CLOSE

Review: Dan Garner Quartet plays Pat Metheny at The Ellington Jazz Club

Dan Garner Quartet plays Pat Metheny at The Ellington Jazz Club
Wednesday, August 30, 2023

On a cool Djilba night, a super blue moon nearing full, The Ellington hosted a concert of chilled Pat Metheny jazz.

Dan Garner plays a hollow-body Eastman, a mahogany-finished retro-jazz guitar with a mellow tone and sweet action. It was an apt choice for this show given that Metheny’s first guitar, a gift from his dad at age 12, was a hollow-body Gibson. He stuck to that instrument through to the early 90s then abandoned it in favour of the more exotic ones he’d long been exploring—most memorably a bespoke 42-string Pikasso by Canadian luthier Linda Manzer.

Garner’s quartet comprised his old sidekick Tim Voutas on grand, the Ellington’s double bass-player du jour, Alistair Peel, and renowned drummer Talya Valenti.

The show covered a wide range of Metheny’s work, from his breakout 1975 album Bright Size Live through to 2007’s Metheny/Mehldau Quartet. Ever prolific, Metheny has since released a further seventeen albums, but heck this was a one nighter not a season at the jazz equivalent of Bayreuth.

Dan Garner

Garner made sure all of the core collaborators were included—Gary Burton, the leader of the first band Metheny played in; Lyle Mays, who died last year, Metheny’s mainstay partner throughout the 80s, 90s and noughts; Brad Mehldau his more recent ally, as well as the jazz legends Ornette Coleman and Herbie Hancock with whom Metheny has recorded one-off albums over his long career.

There was one solo guitar piece, The Bat, an edgy, classical guitar style composition mesmerising in the complex run of jazz chords that spidered up the fretboard, but the remainder stuck rigidly to the quartet format.

Metheny is famous for his very cool, lyrical playing. Like all jazz musicians, he is a great improviser, but his tunes are grounded in strong melodies and mellow atmospherics, easy on the ear and soothing to the soul. His other great trait is his collaboration with piano players—Mays, Mehldar and Hancock being prime cases. Garner emulated both of these qualities in this highly polished show.

The interplay between keys and piano was extraordinary. Voutas and Garner are long term musical partners. They love playing together and have forged a tight intuitive bond. It showed. The two duetted gorgeously, swapping seamlessly in and out of each other’s space, above and below, back and forth.

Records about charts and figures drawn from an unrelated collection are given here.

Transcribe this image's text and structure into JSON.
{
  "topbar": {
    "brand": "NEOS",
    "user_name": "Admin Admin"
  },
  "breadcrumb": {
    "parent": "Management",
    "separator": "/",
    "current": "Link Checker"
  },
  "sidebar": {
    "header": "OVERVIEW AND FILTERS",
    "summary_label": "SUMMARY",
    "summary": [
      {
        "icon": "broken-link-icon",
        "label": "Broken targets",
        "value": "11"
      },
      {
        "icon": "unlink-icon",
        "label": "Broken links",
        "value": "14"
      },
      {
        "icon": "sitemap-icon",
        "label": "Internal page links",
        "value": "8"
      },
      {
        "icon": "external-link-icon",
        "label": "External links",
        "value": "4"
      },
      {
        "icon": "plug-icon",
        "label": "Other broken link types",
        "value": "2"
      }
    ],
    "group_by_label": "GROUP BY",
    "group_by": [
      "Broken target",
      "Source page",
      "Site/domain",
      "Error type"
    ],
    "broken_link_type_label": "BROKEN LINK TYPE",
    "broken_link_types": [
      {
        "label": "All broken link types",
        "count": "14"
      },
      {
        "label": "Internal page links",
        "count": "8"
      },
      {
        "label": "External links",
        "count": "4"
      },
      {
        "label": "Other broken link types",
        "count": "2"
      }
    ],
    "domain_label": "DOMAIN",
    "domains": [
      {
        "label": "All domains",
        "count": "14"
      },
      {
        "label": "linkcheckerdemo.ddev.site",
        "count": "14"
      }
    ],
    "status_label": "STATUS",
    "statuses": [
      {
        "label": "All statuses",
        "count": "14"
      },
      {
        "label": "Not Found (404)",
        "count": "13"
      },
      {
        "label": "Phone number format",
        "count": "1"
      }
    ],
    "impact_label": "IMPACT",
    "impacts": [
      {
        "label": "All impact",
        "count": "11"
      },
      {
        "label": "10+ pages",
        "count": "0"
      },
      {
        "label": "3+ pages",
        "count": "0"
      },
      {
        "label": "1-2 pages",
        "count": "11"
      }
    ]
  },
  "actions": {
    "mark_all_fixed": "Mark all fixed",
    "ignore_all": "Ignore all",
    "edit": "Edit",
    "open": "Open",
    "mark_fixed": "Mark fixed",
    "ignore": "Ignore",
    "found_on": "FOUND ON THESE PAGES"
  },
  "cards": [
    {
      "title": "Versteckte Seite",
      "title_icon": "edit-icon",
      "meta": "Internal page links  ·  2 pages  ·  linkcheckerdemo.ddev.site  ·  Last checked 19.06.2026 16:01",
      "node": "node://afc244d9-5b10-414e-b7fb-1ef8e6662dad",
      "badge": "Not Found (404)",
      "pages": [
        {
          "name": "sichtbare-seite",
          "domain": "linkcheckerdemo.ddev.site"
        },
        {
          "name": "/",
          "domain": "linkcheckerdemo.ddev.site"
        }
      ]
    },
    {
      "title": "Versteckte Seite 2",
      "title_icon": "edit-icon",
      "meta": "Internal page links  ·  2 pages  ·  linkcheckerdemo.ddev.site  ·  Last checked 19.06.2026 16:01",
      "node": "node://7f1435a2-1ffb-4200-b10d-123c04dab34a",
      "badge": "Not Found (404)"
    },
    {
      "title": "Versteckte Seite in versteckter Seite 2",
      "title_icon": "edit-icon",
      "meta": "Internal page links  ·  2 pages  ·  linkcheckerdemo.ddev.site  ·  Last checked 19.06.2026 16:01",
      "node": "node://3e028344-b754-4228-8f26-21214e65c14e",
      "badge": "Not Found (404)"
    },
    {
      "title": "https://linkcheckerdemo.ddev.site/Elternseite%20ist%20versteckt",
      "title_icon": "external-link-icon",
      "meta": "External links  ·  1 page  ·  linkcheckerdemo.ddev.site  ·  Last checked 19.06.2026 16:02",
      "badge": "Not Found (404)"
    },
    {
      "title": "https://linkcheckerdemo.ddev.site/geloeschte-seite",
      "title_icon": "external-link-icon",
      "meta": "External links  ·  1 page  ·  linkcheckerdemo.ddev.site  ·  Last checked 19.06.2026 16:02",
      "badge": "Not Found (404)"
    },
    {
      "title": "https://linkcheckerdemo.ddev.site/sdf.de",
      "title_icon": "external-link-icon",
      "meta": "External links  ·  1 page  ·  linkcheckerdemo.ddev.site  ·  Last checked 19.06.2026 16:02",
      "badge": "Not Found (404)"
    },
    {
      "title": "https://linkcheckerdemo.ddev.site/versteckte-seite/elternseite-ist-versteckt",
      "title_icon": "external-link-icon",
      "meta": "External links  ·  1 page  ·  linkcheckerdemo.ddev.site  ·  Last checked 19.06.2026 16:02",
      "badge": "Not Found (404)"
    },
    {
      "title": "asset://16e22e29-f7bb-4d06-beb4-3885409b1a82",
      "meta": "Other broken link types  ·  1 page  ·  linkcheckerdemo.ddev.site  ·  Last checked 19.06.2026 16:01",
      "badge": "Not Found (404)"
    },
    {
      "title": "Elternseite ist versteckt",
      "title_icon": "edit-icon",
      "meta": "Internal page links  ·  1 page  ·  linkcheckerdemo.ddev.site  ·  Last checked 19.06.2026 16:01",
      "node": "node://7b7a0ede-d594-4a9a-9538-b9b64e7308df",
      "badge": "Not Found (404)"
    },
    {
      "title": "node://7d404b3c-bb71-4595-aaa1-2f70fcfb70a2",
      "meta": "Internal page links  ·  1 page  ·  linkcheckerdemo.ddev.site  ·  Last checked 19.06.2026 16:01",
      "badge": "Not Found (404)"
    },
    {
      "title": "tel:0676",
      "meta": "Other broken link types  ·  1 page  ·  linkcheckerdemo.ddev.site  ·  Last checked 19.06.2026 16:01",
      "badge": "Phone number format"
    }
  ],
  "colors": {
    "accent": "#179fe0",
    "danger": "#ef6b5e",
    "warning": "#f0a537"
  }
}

As with many melodic players, Garner’s solos did not always attract the immediate applause they deserved. The audience tended to save their spontaneous outbursts for Voutas’ stunning arpeggio passages and swooping crescendos, especially his solos on Secret Beach and When We Were Free.

Dan Garner

As always Alistair Peel put in a solid performance, his solos on Bright Size Live and Ornette Coleman’s Turn Around were standout moments, while Valenti is a very stylish and highly accomplished percussionist—she won the drummer WAMI in 2019. It was refreshing to see a female musician on stage at the Ellington. Apart from vocalists, recent shows have tended to be male dominant. Her subtle and complex playing underpinned perfectly the other players while her solos added flair to Hancock’s Cantaloupe Violet and the round robin on Turn Around.

But given the theme, it was Garner’ guitar that held the night together. A highly accomplished and versatile player, he melded subtly the defining lines from each tune with strong Metheny-mode improvisations. His range was impressive, best shown in Towards the Light, a Mehldar collaboration that built from slow controlled sustain into a very tight funky grunt before mellowing out in the denouement. Lush, gorgeous, dynamic and driving, the highlight of the night.

The evening ended with James, Metheny’s much-loved homage to James Taylor. A deceptively complex piece, it mixed some memorable Taylor melodies with classic a la mode Metheny. A chill tune to bring this strong show to a sweet resolution. The respectably busy house approved.

Garner is also highly regarded for his original compositions. It will be great when the Ellington hosts a night of these. But his chill Metheny work is worth waiting for, last week it proved the perfect salve for the werewolves gathering for the super-blue moon.